L’Amour et la bête (The Wagons roll at night) – de Ray Enright – 1941
Mais qui donc trouvait les titres français à cette époque ? Traduire le très évocateur The Wagons roll at night par le ridicule L’Amour et la bête devrait relever du crime de haute trahison, ou de quelque chose dans cet esprit. Cette bête transcription passe en tout cas complètement à côté de l’essentiel – l’évocation du monde constamment mouvant du cirque – pour ne retenir que les péripéties : une histoire d’amour, et des bêtes.
Des lions, en l’occurrence, toujours là pour faire avancer l’histoire, installer les enjeux, et amener les drames. Le premier moment fort ne manque ni d’originalité, ni d’efficacité, ni même (et c’est plus rare dans une telle séquence) d’humanité. Un lion s’est échappé de sa cage et rode dans la petite ville où le cirque s’est arrêté. Il entre dans une petite épicerie où le serveur fait preuve d’un courage inattendu.
L’épicier qui va voir sa vie bouleversée par cet acte de courage non prémédité, c’est Eddie Albert, acteur sympathique qui incarne un personnage sympathique, et qui est le véritable héros de ce film porté par deux grandes stars, dont les noms s’affichent en grand devant le sien au générique : un Humphrey Bogart en pleine mythification (le film est tourné entre High Sierra et Le Faucon maltais), et une Sylvia Sidney qui brûle les derniers feux de sa très grande période.

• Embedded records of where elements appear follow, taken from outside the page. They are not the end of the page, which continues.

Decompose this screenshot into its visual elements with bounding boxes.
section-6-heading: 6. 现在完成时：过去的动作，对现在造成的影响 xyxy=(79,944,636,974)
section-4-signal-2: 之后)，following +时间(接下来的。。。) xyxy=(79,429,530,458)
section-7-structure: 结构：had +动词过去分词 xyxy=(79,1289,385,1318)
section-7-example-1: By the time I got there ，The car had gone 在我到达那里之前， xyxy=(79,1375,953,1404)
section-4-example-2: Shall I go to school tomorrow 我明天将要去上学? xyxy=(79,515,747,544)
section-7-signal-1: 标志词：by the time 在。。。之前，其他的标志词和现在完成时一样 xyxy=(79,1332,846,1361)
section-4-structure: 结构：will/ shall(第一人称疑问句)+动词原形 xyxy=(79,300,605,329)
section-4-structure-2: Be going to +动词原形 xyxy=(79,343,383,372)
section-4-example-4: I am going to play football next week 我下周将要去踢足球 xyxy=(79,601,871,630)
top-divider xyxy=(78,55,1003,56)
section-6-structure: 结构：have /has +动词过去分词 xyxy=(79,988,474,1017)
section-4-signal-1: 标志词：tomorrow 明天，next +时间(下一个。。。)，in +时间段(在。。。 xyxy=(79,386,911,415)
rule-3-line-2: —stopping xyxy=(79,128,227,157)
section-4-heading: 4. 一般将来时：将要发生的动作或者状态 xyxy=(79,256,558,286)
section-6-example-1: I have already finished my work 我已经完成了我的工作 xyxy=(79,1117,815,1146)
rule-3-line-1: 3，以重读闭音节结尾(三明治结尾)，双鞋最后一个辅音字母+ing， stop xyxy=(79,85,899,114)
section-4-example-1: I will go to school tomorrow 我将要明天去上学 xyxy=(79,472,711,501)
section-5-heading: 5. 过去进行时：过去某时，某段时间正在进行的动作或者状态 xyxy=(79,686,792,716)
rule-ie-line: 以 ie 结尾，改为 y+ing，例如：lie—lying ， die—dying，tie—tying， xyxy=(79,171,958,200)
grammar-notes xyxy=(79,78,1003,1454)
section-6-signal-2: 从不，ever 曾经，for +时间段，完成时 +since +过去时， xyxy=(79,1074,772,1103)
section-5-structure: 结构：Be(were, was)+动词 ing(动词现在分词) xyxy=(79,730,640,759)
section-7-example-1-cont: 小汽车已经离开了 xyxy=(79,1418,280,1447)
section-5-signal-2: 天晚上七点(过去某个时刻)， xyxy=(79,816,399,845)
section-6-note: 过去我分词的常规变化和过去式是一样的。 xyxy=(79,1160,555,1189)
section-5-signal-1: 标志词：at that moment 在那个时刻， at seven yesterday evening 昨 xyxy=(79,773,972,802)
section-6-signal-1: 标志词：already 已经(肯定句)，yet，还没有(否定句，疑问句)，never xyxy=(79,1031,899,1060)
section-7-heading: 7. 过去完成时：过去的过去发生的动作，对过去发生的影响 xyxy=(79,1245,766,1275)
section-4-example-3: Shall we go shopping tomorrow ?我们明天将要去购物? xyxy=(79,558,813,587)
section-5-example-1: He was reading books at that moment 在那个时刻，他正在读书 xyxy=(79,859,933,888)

La principale limite du film repose sans doute dans cette dernière phrase : le film de Ray Enright ne s’intéresse au fond qu’à l’histoire d’amour entre le jeune épicier devenu dompteur de cirque et la sœur de son patron (Bogart – le patron, pas la sœur), reléguant les personnages de Bogie et Sidney aux rôles de faire-valoir. Or : le gars est brave et sympathique, d’une pureté à toute épreuve. Sans la moindre aspérité, tout comme la sœur évoquée.
En ne s’intéressant qu’à ce couple assez mièvre, le film passe un peu à côté de l’essentiel : soit le patron du cirque, aveuglé par son dégoût de sa propre condition de circassien, et le couple qu’il forme avec la diseuse de bonne aventure incapable de lire son propre avenir. Deux personnages un peu cassés, qui dissimulent (mal) leur mal-être derrière une façade très maîtrisée, incapables au fond de s’aimer correctement.
Certes, l’histoire d’amour des deux jeunots est mignonette, jusque dans leur habitude de se déclarer leur flamme sans finir leurs phrases. Mais bien palôte à côté des tourments de leurs deux aînés. Il y a donc une vraie frustration. Pour Sylvia Sidney surtout. Si la présence de Bogart s’impose dans la plupart de ses scènes, elle ne s’impose vraiment que dans de rares et brefs moments (celui, surtout, où elle comprend qu’elle s’est méprise sur les sentiments du jeune homme, déchirant).
Le film est sympathique et plaisant, là où il aurait pu être puissant et passionnant. Et dans L’Amour et la bête, finalement c’est la bête qui convainc le plus. Les scènes avec les fauves sont de loin les plus enthousiasmantes, les plus originales, les plus percutantes, et celles qui sonnent le plus « vrai ». Ce qui semble confirmer que Ray Enright est un réalisateur pour le moins compétent. Qui est ici passé à côté d’un film vraiment réussi.